劣化のスピードには「一定ペース」と「だんだん緩やかに」の2パターン
数値の変化を数式に当てはめたところ、硬さ・生重量の減少・葉緑素の総量は「ゼロ次反応速度モデル」という、時間が経ってもほぼ一定のペースで変化が進むタイプの式によく合致しました(当てはまりの良さを示すR²値はそれぞれ0.986、0.988、0.998と高い数値)。一方、果皮の色相角(h*、色の種類を表す指標)は「一次反応速度モデル」という、変化の速さが残っている量に応じて徐々に緩やかになっていくタイプの式に近い結果でした(R²値は0.829)。
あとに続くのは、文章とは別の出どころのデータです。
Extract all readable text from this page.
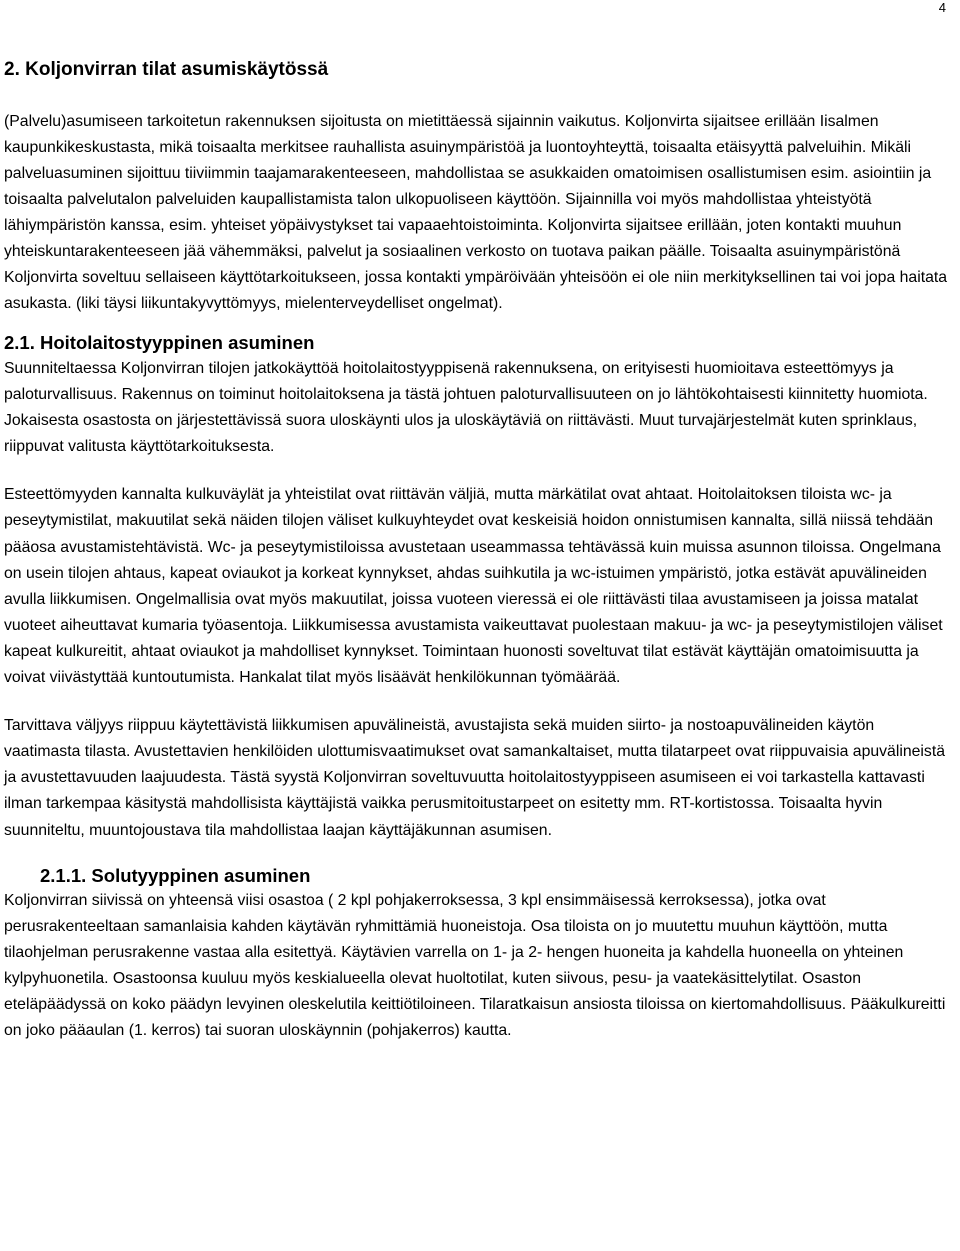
4
2. Koljonvirran tilat asumiskäytössä

(Palvelu)asumiseen tarkoitetun rakennuksen sijoitusta on mietittäessä sijainnin vaikutus. Koljonvirta sijaitsee erillään Iisalmen kaupunkikeskustasta, mikä toisaalta merkitsee rauhallista asuinympäristöä ja luontoyhteyttä, toisaalta etäisyyttä palveluihin. Mikäli palveluasuminen sijoittuu tiiviimmin taajamarakenteeseen, mahdollistaa se asukkaiden omatoimisen osallistumisen esim. asiointiin ja toisaalta palvelutalon palveluiden kaupallistamista talon ulkopuoliseen käyttöön. Sijainnilla voi myös mahdollistaa yhteistyötä lähiympäristön kanssa, esim. yhteiset yöpäivystykset tai vapaaehtoistoiminta. Koljonvirta sijaitsee erillään, joten kontakti muuhun yhteiskuntarakenteeseen jää vähemmäksi, palvelut ja sosiaalinen verkosto on tuotava paikan päälle. Toisaalta asuinympäristönä Koljonvirta soveltuu sellaiseen käyttötarkoitukseen, jossa kontakti ympäröivään yhteisöön ei ole niin merkityksellinen tai voi jopa haitata asukasta. (liki täysi liikuntakyvyttömyys, mielenterveydelliset ongelmat).

2.1. Hoitolaitostyyppinen asuminen

Suunniteltaessa Koljonvirran tilojen jatkokäyttöä hoitolaitostyyppisenä rakennuksena, on erityisesti huomioitava esteettömyys ja paloturvallisuus. Rakennus on toiminut hoitolaitoksena ja tästä johtuen paloturvallisuuteen on jo lähtökohtaisesti kiinnitetty huomiota. Jokaisesta osastosta on järjestettävissä suora uloskäynti ulos ja uloskäytäviä on riittävästi. Muut turvajärjestelmät kuten sprinklaus, riippuvat valitusta käyttötarkoituksesta.

Esteettömyyden kannalta kulkuväylät ja yhteistilat ovat riittävän väljiä, mutta märkätilat ovat ahtaat. Hoitolaitoksen tiloista wc- ja peseytymistilat, makuutilat sekä näiden tilojen väliset kulkuyhteydet ovat keskeisiä hoidon onnistumisen kannalta, sillä niissä tehdään pääosa avustamistehtävistä. Wc- ja peseytymistiloissa avustetaan useammassa tehtävässä kuin muissa asunnon tiloissa. Ongelmana on usein tilojen ahtaus, kapeat oviaukot ja korkeat kynnykset, ahdas suihkutila ja wc-istuimen ympäristö, jotka estävät apuvälineiden avulla liikkumisen. Ongelmallisia ovat myös makuutilat, joissa vuoteen vieressä ei ole riittävästi tilaa avustamiseen ja joissa matalat vuoteet aiheuttavat kumaria työasentoja. Liikkumisessa avustamista vaikeuttavat puolestaan makuu- ja wc- ja peseytymistilojen väliset kapeat kulkureitit, ahtaat oviaukot ja mahdolliset kynnykset. Toimintaan huonosti soveltuvat tilat estävät käyttäjän omatoimisuutta ja voivat viivästyttää kuntoutumista. Hankalat tilat myös lisäävät henkilökunnan työmäärää.

Tarvittava väljyys riippuu käytettävistä liikkumisen apuvälineistä, avustajista sekä muiden siirto- ja nostoapuvälineiden käytön vaatimasta tilasta. Avustettavien henkilöiden ulottumisvaatimukset ovat samankaltaiset, mutta tilatarpeet ovat riippuvaisia apuvälineistä ja avustettavuuden laajuudesta. Tästä syystä Koljonvirran soveltuvuutta hoitolaitostyyppiseen asumiseen ei voi tarkastella kattavasti ilman tarkempaa käsitystä mahdollisista käyttäjistä vaikka perusmitoitustarpeet on esitetty mm. RT-kortistossa. Toisaalta hyvin suunniteltu, muuntojoustava tila mahdollistaa laajan käyttäjäkunnan asumisen.

2.1.1. Solutyyppinen asuminen

Koljonvirran siivissä on yhteensä viisi osastoa ( 2 kpl pohjakerroksessa, 3 kpl ensimmäisessä kerroksessa), jotka ovat perusrakenteeltaan samanlaisia kahden käytävän ryhmittämiä huoneistoja. Osa tiloista on jo muutettu muuhun käyttöön, mutta tilaohjelman perusrakenne vastaa alla esitettyä. Käytävien varrella on 1- ja 2- hengen huoneita ja kahdella huoneella on yhteinen kylpyhuonetila. Osastoonsa kuuluu myös keskialueella olevat huoltotilat, kuten siivous, pesu- ja vaatekäsittelytilat. Osaston eteläpäädyssä on koko päädyn levyinen oleskelutila keittiötiloineen. Tilaratkaisun ansiosta tiloissa on kiertomahdollisuus. Pääkulkureitti on joko pääaulan (1. kerros) tai suoran uloskäynnin (pohjakerros) kautta.
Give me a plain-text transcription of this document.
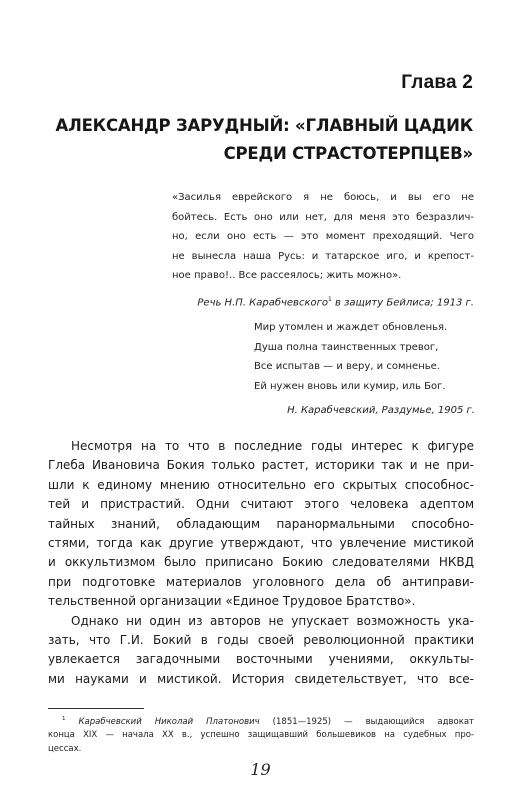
Глава 2
АЛЕКСАНДР ЗАРУДНЫЙ: «ГЛАВНЫЙ ЦАДИК
СРЕДИ СТРАСТОТЕРПЦЕВ»
«Засилья еврейского я не боюсь, и вы его не
бойтесь. Есть оно или нет, для меня это безразлич-
но, если оно есть — это момент преходящий. Чего
не вынесла наша Русь: и татарское иго, и крепост-
ное право!.. Все рассеялось; жить можно».
Речь Н.П. Карабчевского$^1$ в защиту Бейлиса; 1913 г.
Мир утомлен и жаждет обновленья.
Душа полна таинственных тревог,
Все испытав — и веру, и сомненье.
Ей нужен вновь или кумир, иль Бог.
Н. Карабчевский, Раздумье, 1905 г.
Несмотря на то что в последние годы интерес к фигуре
Глеба Ивановича Бокия только растет, историки так и не при-
шли к единому мнению относительно его скрытых способнос-
тей и пристрастий. Одни считают этого человека адептом
тайных знаний, обладающим паранормальными способно-
стями, тогда как другие утверждают, что увлечение мистикой
и оккультизмом было приписано Бокию следователями НКВД
при подготовке материалов уголовного дела об антиправи-
тельственной организации «Единое Трудовое Братство».
Однако ни один из авторов не упускает возможность ука-
зать, что Г.И. Бокий в годы своей революционной практики
увлекается загадочными восточными учениями, оккульты-
ми науками и мистикой. История свидетельствует, что все-
$^1$ Карабчевский Николай Платонович (1851—1925) — выдающийся адвокат
конца XIX — начала XX в., успешно защищавший большевиков на судебных про-
цессах.
19
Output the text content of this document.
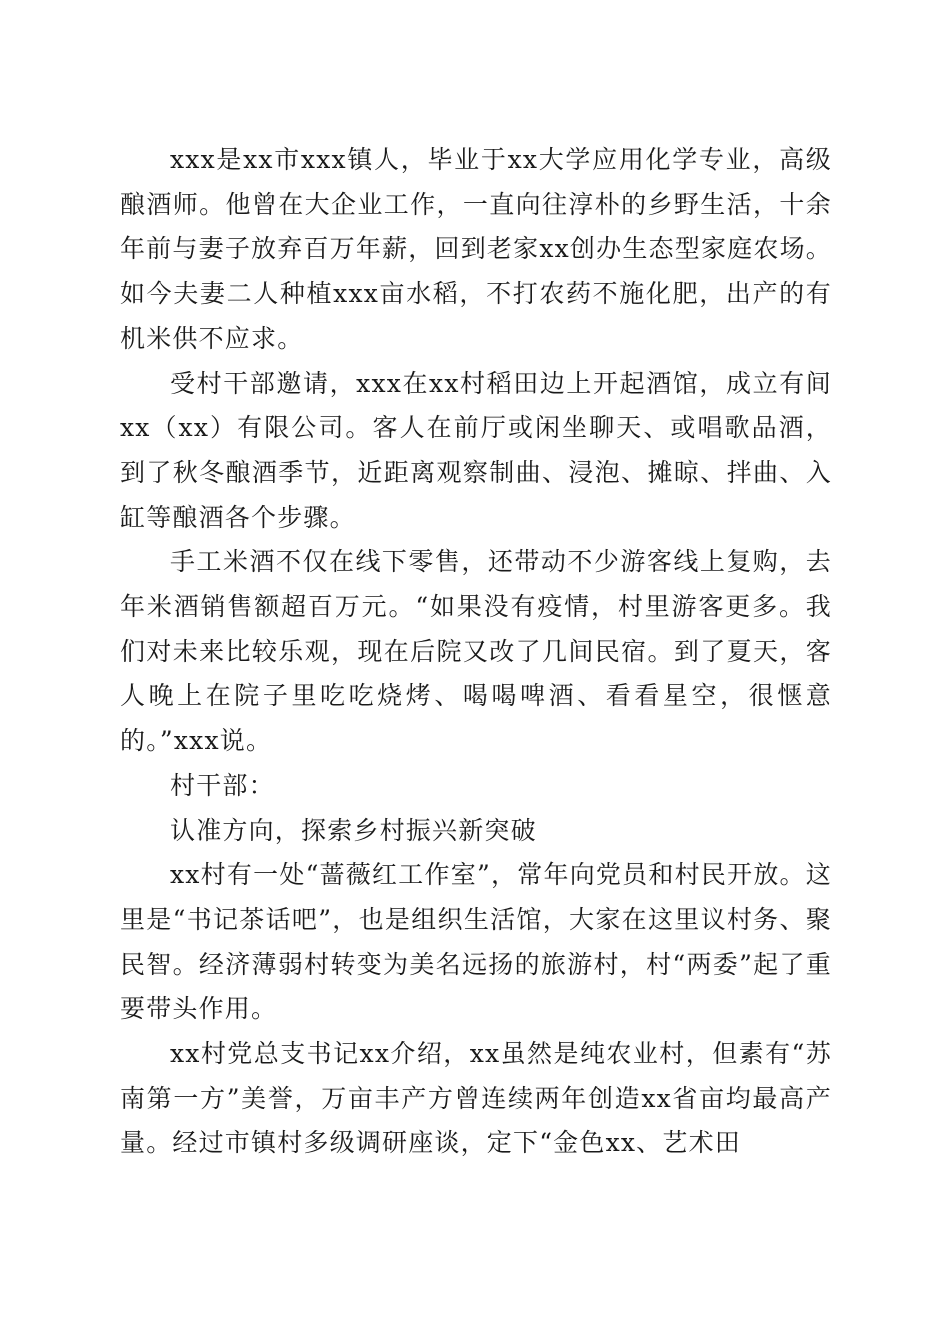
xxx是xx市xxx镇人，毕业于xx大学应用化学专业，高级酿酒师。他曾在大企业工作，一直向往淳朴的乡野生活，十余年前与妻子放弃百万年薪，回到老家xx创办生态型家庭农场。如今夫妻二人种植xxx亩水稻，不打农药不施化肥，出产的有机米供不应求。

受村干部邀请，xxx在xx村稻田边上开起酒馆，成立有间xx（xx）有限公司。客人在前厅或闲坐聊天、或唱歌品酒，到了秋冬酿酒季节，近距离观察制曲、浸泡、摊晾、拌曲、入缸等酿酒各个步骤。

手工米酒不仅在线下零售，还带动不少游客线上复购，去年米酒销售额超百万元。“如果没有疫情，村里游客更多。我们对未来比较乐观，现在后院又改了几间民宿。到了夏天，客人晚上在院子里吃吃烧烤、喝喝啤酒、看看星空，很惬意的。”xxx说。

村干部：

认准方向，探索乡村振兴新突破

xx村有一处“蔷薇红工作室”，常年向党员和村民开放。这里是“书记茶话吧”，也是组织生活馆，大家在这里议村务、聚民智。经济薄弱村转变为美名远扬的旅游村，村“两委”起了重要带头作用。

xx村党总支书记xx介绍，xx虽然是纯农业村，但素有“苏南第一方”美誉，万亩丰产方曾连续两年创造xx省亩均最高产量。经过市镇村多级调研座谈，定下“金色xx、艺术田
研究チームは、この色の変化が果皮に残っている色素の量に左右されていると説明しています。
あわせて行った顕微鏡による画像解析では、保存が進むにつれて細胞壁が緩んだり、細胞内でエネルギーを作るミトコンドリアや、光合成にかかわる葉緑体が崩れたり、気孔(果皮表面にある小さな穴)の形が変わったりする様子が確認されました。これらは老化に伴って植物の細胞に一般的に見られる変化として位置づけられています。
この研究の見方と限界
この研究は、テルンアサムという一つの果実を、常温保存という一つの条件のもとで観察したものです。得られた速度論モデルは、あくまでこの実験条件での品質変化の傾向を数式化したものであり、保存温度や湿度、品種、収穫時期が異なれば結果も変わりうる点には注意が必要です。研究チームは、こうしたモデルを収穫後の品質劣化速度の予測や、保存可能期間の推定、保存管理の戦略づくりに応用できる可能性を示していますが、これは一つの研究成果であり、実際の流通現場での有効性が確立されたと断定するものではありません。
まとめ
今回の研究では、テルンアサムを28日間常温保存する中で、硬さ・重量減少・葉緑素量が一定のペースで変化する一方、果皮の色合いは残存する色素量に応じて変化が緩やかになっていくことが示唆されました。あわせて、細胞レベルでも老化に伴う構造変化が観察されています。こうした数式によるモデル化は、果実の品質劣化を客観的な数値で捉える手がかりとして報告されているものであり、今後さらに条件を変えた検証が積み重ねられることが期待されます。
※本記事は原著論文の翻訳ではなく、研究内容を独自に解説したものです。出典(原著論文):Sophia Ann Suring, Bernard Maringgal, Norhashila Hashim, et al. Modelling the kinetics of physicochemical changes in Terung Asam (Solanum lasiocarpum Dunal.) during storage. メジャーメント・フード (2026). DOI: 10.1016/j.meafoo.2026.100316. 原著ライセンス: cc-by.